Freitag, 31. Oktober 2014

Gerechte Karikaturen: Traueransprachen als Porträtskizzen





Erkennen Sie diese Dame? Wahrscheinlich nicht, denn: Sie kennen sie ja nicht. Obwohl - manche hier Lesende sind ja Theolog_innen, wieder manche davon wissen um das konfessionelle Profil und die theologischen Vorlieben des hier Schreibenden, haben also aufgrund des Kontextes vielleicht eine Idee? 

Immer noch nicht?



Na denn. Es ist Lollo von Kirschbaum, kongeniale Gefährtin von Karl Barth. 

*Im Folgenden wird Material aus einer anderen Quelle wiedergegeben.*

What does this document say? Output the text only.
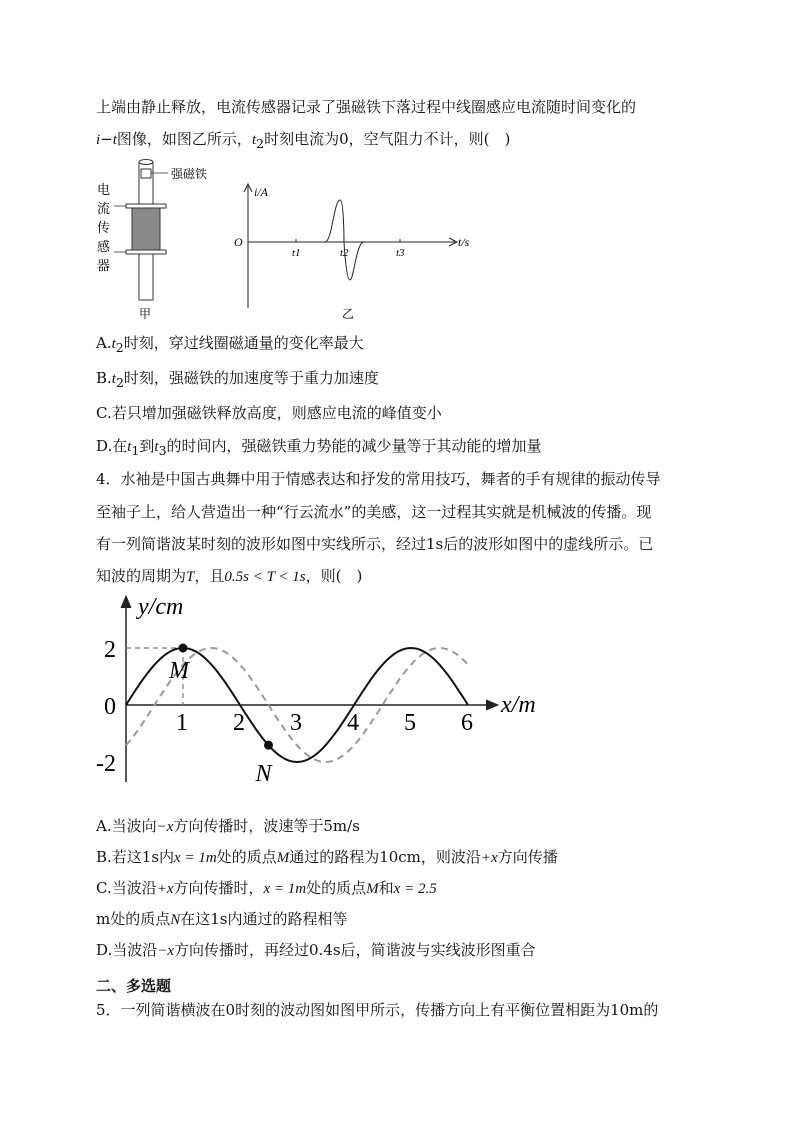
上端由静止释放，电流传感器记录了强磁铁下落过程中线圈感应电流随时间变化的
i−t图像，如图乙所示，$t_2$时刻电流为0，空气阻力不计，则(　)
强磁铁
电
流
传
感
器
甲
i/A
t/s
O
t1	t2	t3
乙
$A.t_2$时刻，穿过线圈磁通量的变化率最大
$B.t_2$时刻，强磁铁的加速度等于重力加速度
C.若只增加强磁铁释放高度，则感应电流的峰值变小
D.在$t_1$到$t_3$的时间内，强磁铁重力势能的减少量等于其动能的增加量
4．水袖是中国古典舞中用于情感表达和抒发的常用技巧，舞者的手有规律的振动传导
至袖子上，给人营造出一种“行云流水”的美感，这一过程其实就是机械波的传播。现
有一列简谐波某时刻的波形如图中实线所示，经过1s后的波形如图中的虚线所示。已
知波的周期为T，且0.5s < T < 1s，则(　)
y/cm
x/m
0
1 2 3 4 5 6
2
-2
M
N
A.当波向−x方向传播时，波速等于5m/s
B.若这1s内x = 1m处的质点M通过的路程为10cm，则波沿+x方向传播
C.当波沿+x方向传播时，x = 1m处的质点M和x = 2.5
m处的质点N在这1s内通过的路程相等
D.当波沿−x方向传播时，再经过0.4s后，简谐波与实线波形图重合
二、多选题
5．一列简谐横波在0时刻的波动图如图甲所示，传播方向上有平衡位置相距为10m的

Wer jetzt nochmal drauf nach oben scrollt, erkennt sie - trotz aller Weglassungen, trotz aller Abweichungen vom Original: Das Lächeln ist ein bisschen weniger breit, die Nase charmant korrigiert, die Augen etwas größer, die Zähne weniger betont. Die Zeichnung wirkt dadurch weniger lebendig, etwas zu schön gezeichnet, weil Charakteristika zurücktreten. Das hat aber etwas damit zu tun, dass das genau die Dinge sind, die man bei einer Karikatur vor allen anderen übertreiben würde, dazu aber später mehr. Wer das Originalfoto lange genug anschaut, wird gar nicht mehr anders können, als in der Skizze oben die Person wiederzuerkennen. Das hat was mit dem Gehirn zu tun: Skizzen bauen auf eine Kooperation mit dem Betrachtenden, der das, was offen geblieben ist, vor seinem inneren Auge ausfüllt. Man macht also im Kopf das hier:



Die Skizze ist dabei gleichzeitig leichter und schwerer als eine "gewöhnliche" Zeichnung. Leichter, weil es weniger Striche sind, da man sich auf die Kooperation mit den Betrachtenden verlassen kann - und weil gerade Zeichnungen von Gesichtern komplizierter und aufwändiger sind als andere, denn unser Gehirn ist auf Gesichter besonders "geeicht" und registriert Abweichungen besonders deutlich, sodass sehr schnell ein gestörter Gesamteindruck entsteht. Desginer oder Zeichnerinnen, die sich mit menschlichen Figuren in 2D oder 3D beschäftigen, wissen um und fürchten das Phänomen des uncanny valley. Das besagt, dass es bei menschenähnlichen Darstellungen auf einem recht hohen Niveau einen Punkt kurz vor der absolut fotorealistischen Abbildung gibt, an dem die Akzeptanz beim Betrachter radikal sinkt und in Abwehr umkippt. Klassisches Beispiel ist zum Beispiel eine Handprothese, die anatomisch sehr genau ist, aber aufgrund der unnatürlichen Kunsttoffoberfläche und ihrer Unbeweglichkeit von nicht wenigen Menschen als abstoßend empfunden wird. Diesem Risiko entgeht man bei einer Skizze. Schwerer als ein Gemälde ist eine skizzenhafte Darstellung, weil man auswählen und sich für eine sehr geringe Anzahl von Strichen entscheiden muss - und gegen eine ganze Masse anderer. Man muss entscheiden: Welche Konturen, Flächen, Akzente sind besonders wichtig, sind die absolut notwendigen Guidelines, damit die Betrachtende das Bild in der vom Zeichner beabsichtigten Weise vervollständigen kann? In der obigen, etwas schematischen Skizze, sind einige Entscheidungen gefallen, in denen gleichzeitig natürlich sehr viele Spekulationen über die Persönlichkeit der Abgebildeten stecken. Der strenge Seitenscheitel wird rausgelassen, die prominenten Augenbrauen, verschmitzte Augen, ein breit lächelnder Mund mit recht schmalen Lippen - und die teils kokette, teils fast stereotyp die Gelehrte ausweisende Handhaltung. Die Bücher hätten auch noch mit dazu gekonnt, das hätte diesen Aspekt noch verstärkt.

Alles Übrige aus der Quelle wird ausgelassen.